É o caso do ginseng. Séculos atrás, a colheita excessiva eliminou a variante asiática na península coreana e no nordeste da China. Depois que padres jesuítas atentos detectaram a presença de uma planta semelhante nas florestas americanas, os comerciantes de peles, como o lendário pioneiro Daniel Boone, fizeram fortuna vendendo ginseng para a China durante a dinastia Qing. A planta selvagem é hoje raramente vista nas florestas montanhosas dos EUA, mas a variedade cultivada é o sustento de 140 famílias em Marathon, no Wisconsin.
O ginseng “americano” também é cultivado hoje no nordeste da China, graças às sementes e à tecnologia transferida dos produtores de Wisconsin, origem de 95% do ginseng americano cultivado. Na realidade, a China é, de longe, a maior produtor mundial. Mas o ginseng exportado dos EUA custa 30% mais do que o ginseng “americano” cultivado na China, em grande parte devido a sua alta qualidade.
“É uma medida boa. Eu, pelo menos, como representante do setor produtor de ginseng, vejo com satisfação a tarifa imposta ao ginseng americano”, diz Ding Liqi, secretário-geral da Câmara de Comércio de Ginseng na província de Jilin, onde 70% da produção chinesa é cultivada. “É sem dúvida uma ótima oportunidade para os produtores locais de ginseng.”
Por acaso ou intencionalmente, a imposição de tarifas a produtos agrícolas especializados tem um impacto equivalente ao que teria sobre a soja nas comunidades rurais onde Donald Trump levou a maioria dos votos. Em Wisconsin, Trump derrotou Hillary Clinton por menos de um ponto percentual, mas, no condado de Marathon, ele alcançou 56%, quatro pontos percentuais a mais do que os republicanos obtiveram na eleição em 2012. Já a parcela de votos obtidos pelos democratas despencou.

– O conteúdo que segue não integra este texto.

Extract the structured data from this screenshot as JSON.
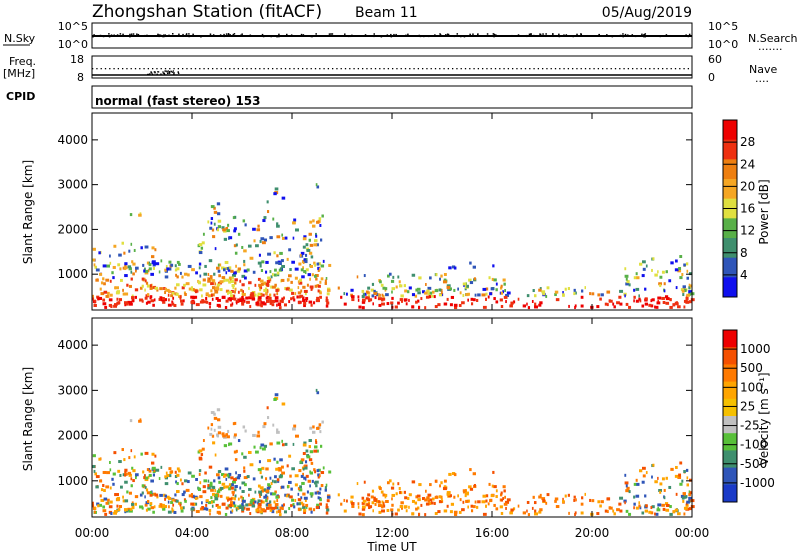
{
  "header": {
    "station": "Zhongshan Station (fitACF)",
    "beam": "Beam 11",
    "date": "05/Aug/2019"
  },
  "noise_panel": {
    "left_label": "N.Sky",
    "right_label": "N.Search",
    "right_legend": ".......",
    "left_ticks": [
      "10^5",
      "10^0"
    ],
    "right_ticks": [
      "10^5",
      "10^0"
    ]
  },
  "freq_panel": {
    "left_label_1": "Freq.",
    "left_label_2": "[MHz]",
    "right_label": "Nave",
    "right_legend": "....",
    "left_ticks": [
      "18",
      "8"
    ],
    "right_ticks": [
      "60",
      "0"
    ]
  },
  "cpid": {
    "label": "CPID",
    "text": "normal (fast stereo) 153"
  },
  "time_axis": {
    "ticks": [
      "00:00",
      "04:00",
      "08:00",
      "12:00",
      "16:00",
      "20:00",
      "00:00"
    ],
    "label": "Time UT"
  },
  "chart_data": [
    {
      "type": "heatmap",
      "name": "power-panel",
      "ylabel": "Slant Range [km]",
      "xlabel": "Time UT",
      "x_range_hours": [
        0,
        24
      ],
      "ylim": [
        200,
        4600
      ],
      "yticks": [
        "1000",
        "2000",
        "3000",
        "4000"
      ],
      "colorbar_label": "Power [dB]",
      "colorbar_ticks": [
        "4",
        "8",
        "12",
        "16",
        "20",
        "24",
        "28"
      ],
      "colorbar_colors": [
        "#1010ee",
        "#2f55b8",
        "#3f8f6e",
        "#58b048",
        "#e0e040",
        "#f5a623",
        "#ee7f10",
        "#ee3010",
        "#ee0000"
      ]
    },
    {
      "type": "heatmap",
      "name": "velocity-panel",
      "ylabel": "Slant Range [km]",
      "xlabel": "Time UT",
      "x_range_hours": [
        0,
        24
      ],
      "ylim": [
        200,
        4600
      ],
      "yticks": [
        "1000",
        "2000",
        "3000",
        "4000"
      ],
      "colorbar_label": "Velocity [m s⁻¹]",
      "colorbar_ticks": [
        "1000",
        "500",
        "100",
        "25",
        "-25",
        "-100",
        "-500",
        "-1000"
      ],
      "colorbar_colors": [
        "#1a3ac8",
        "#2f55b8",
        "#3f8f6e",
        "#58c038",
        "#c0c0c0",
        "#f5c000",
        "#ffa500",
        "#ff7a00",
        "#f55000",
        "#ee0000"
      ]
    }
  ]
}
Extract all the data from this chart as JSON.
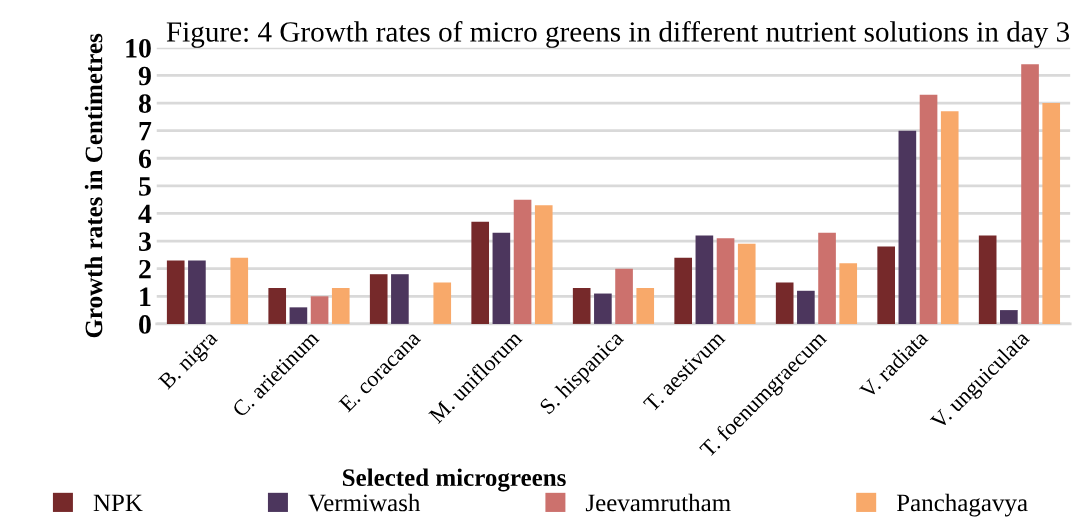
{
  "chart_data": {
    "type": "bar",
    "title": "Figure: 4 Growth rates of micro greens in different nutrient solutions in day 3",
    "xlabel": "Selected microgreens",
    "ylabel": "Growth rates in Centimetres",
    "categories": [
      "B. nigra",
      "C. arietinum",
      "E. coracana",
      "M. uniflorum",
      "S. hispanica",
      "T. aestivum",
      "T. foenumgraecum",
      "V. radiata",
      "V. unguiculata"
    ],
    "series": [
      {
        "name": "NPK",
        "color": "#76292a",
        "values": [
          2.3,
          1.3,
          1.8,
          3.7,
          1.3,
          2.4,
          1.5,
          2.8,
          3.2
        ]
      },
      {
        "name": "Vermiwash",
        "color": "#4c365d",
        "values": [
          2.3,
          0.6,
          1.8,
          3.3,
          1.1,
          3.2,
          1.2,
          7.0,
          0.5
        ]
      },
      {
        "name": "Jeevamrutham",
        "color": "#cc716d",
        "values": [
          null,
          1.0,
          null,
          4.5,
          2.0,
          3.1,
          3.3,
          8.3,
          9.4
        ]
      },
      {
        "name": "Panchagavya",
        "color": "#f8a96a",
        "values": [
          2.4,
          1.3,
          1.5,
          4.3,
          1.3,
          2.9,
          2.2,
          7.7,
          8.0
        ]
      }
    ],
    "ylim": [
      0,
      10
    ],
    "yticks": [
      0,
      1,
      2,
      3,
      4,
      5,
      6,
      7,
      8,
      9,
      10
    ],
    "grid": "y",
    "legend": "bottom"
  }
}
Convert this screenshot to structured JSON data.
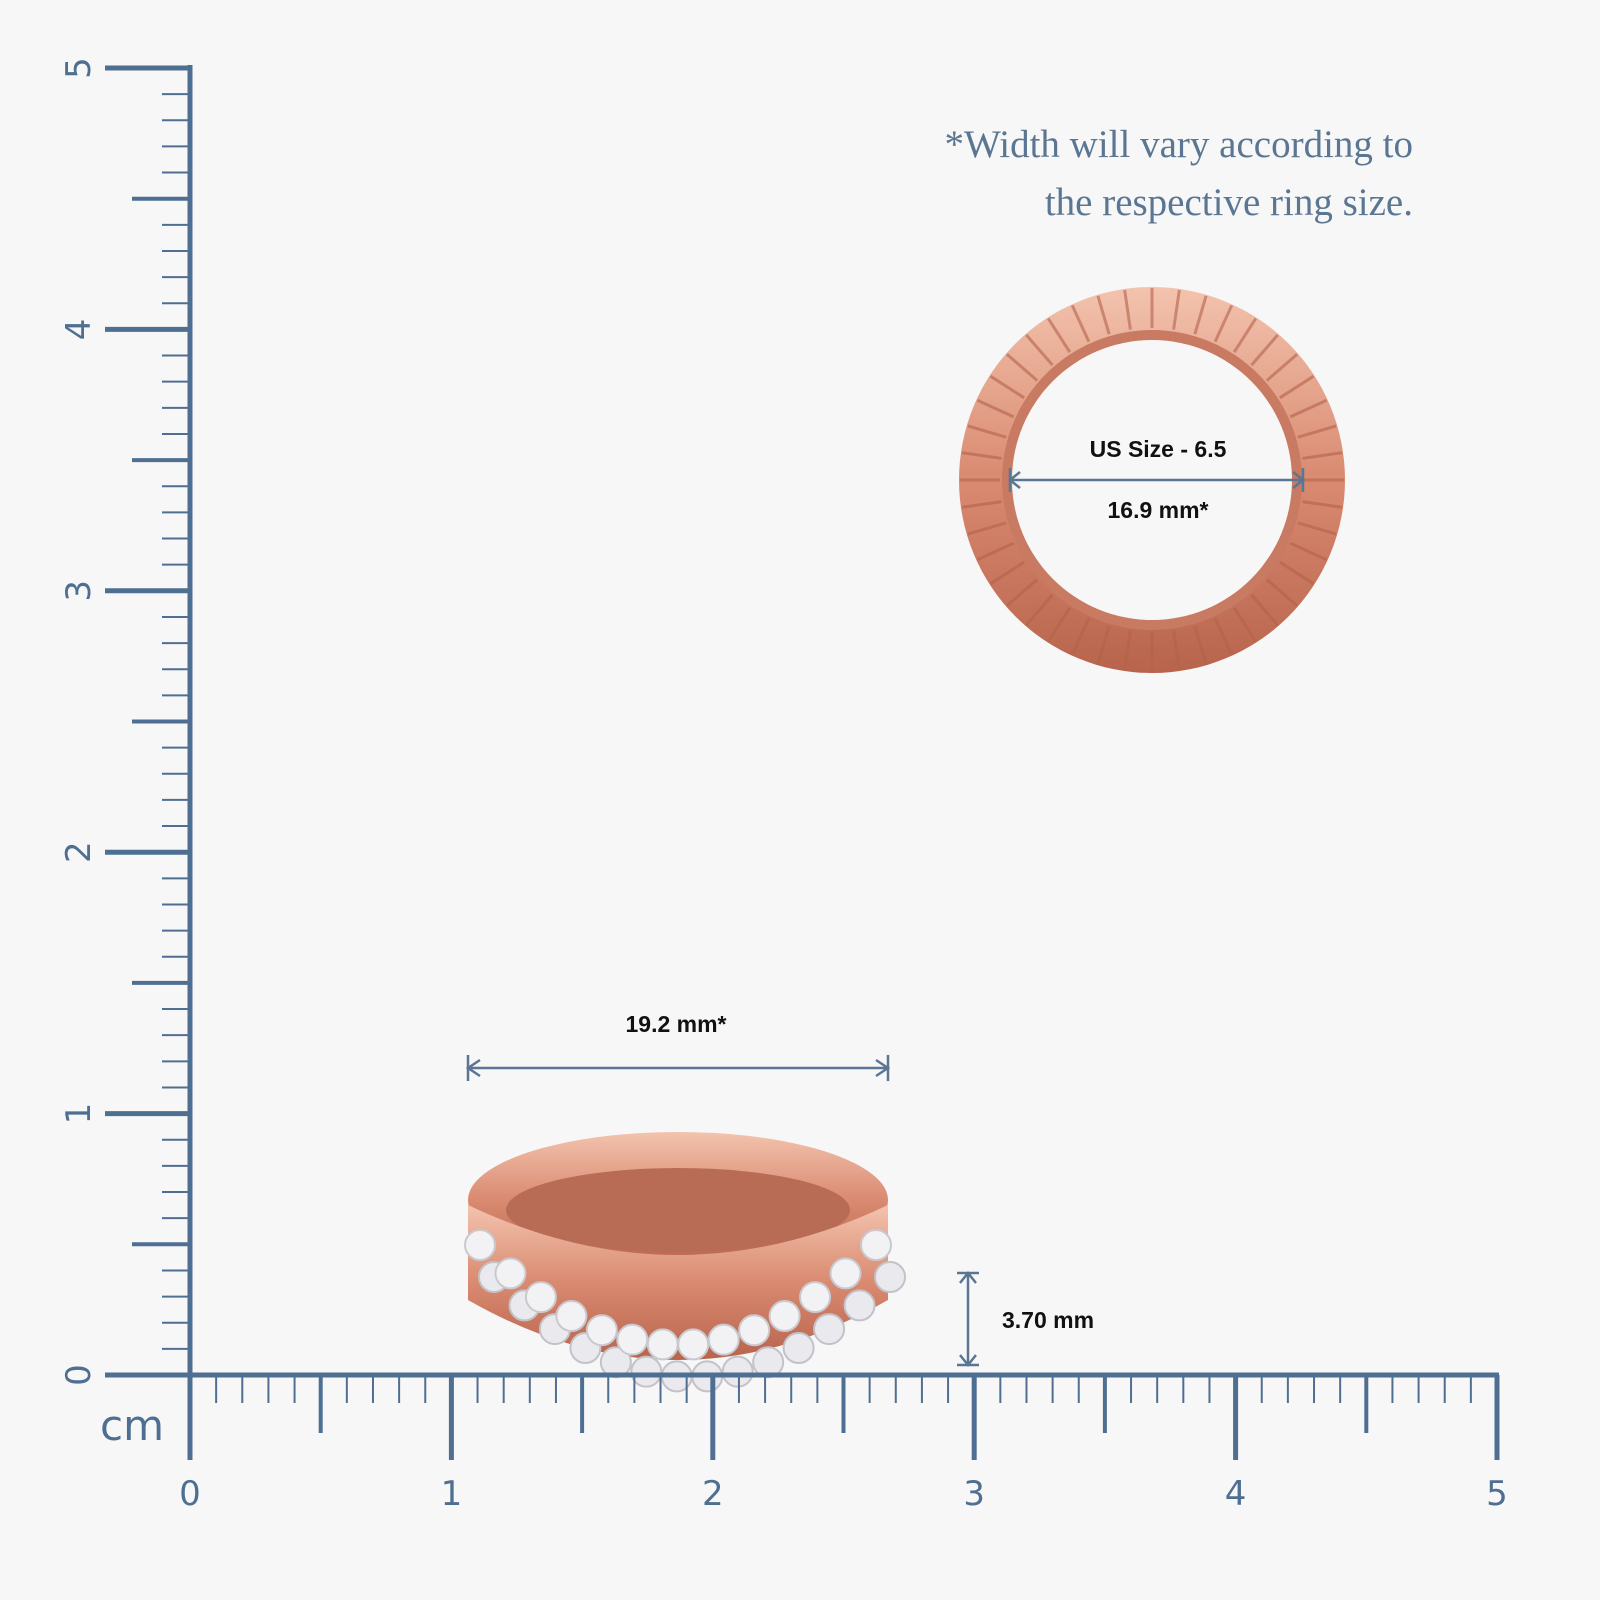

As tarifas sobre as exportações americanas de carne suína beneficiarão os criadores chineses, onde os preços dos suínos estão em baixa cíclica. Mas causarão forte prejuízo em Iowa, Estado do embaixador dos EUA na China, o ex-governador Terry Branstad, e que produz um terço da carne suína americana. Em todos os condados de Iowa os republicanos tiveram, nas urnas, melhores resultados com Trump em 2016 do que em 2012.
Por outro lado, amêndoas e outras frutas secas e nozes impactadas pelas tarifas chinesas são produtos importantes do Vale Central californiano, fértil, mas propenso à seca. Os fazendeiros da região votaram pesadamente em Trump, apesar de o Estado da Califórnia como um todo ter forte inclinação democrata.
A China é o segundo principal destino das amêndoas californianas, segundo o Conselho de Amêndoas do Estado. O CAE supervisionou a duplicação da área cultivada de amêndoas nas últimas duas décadas, onde pomares substituíram os campos de algodão que demandavam irrigação intensa.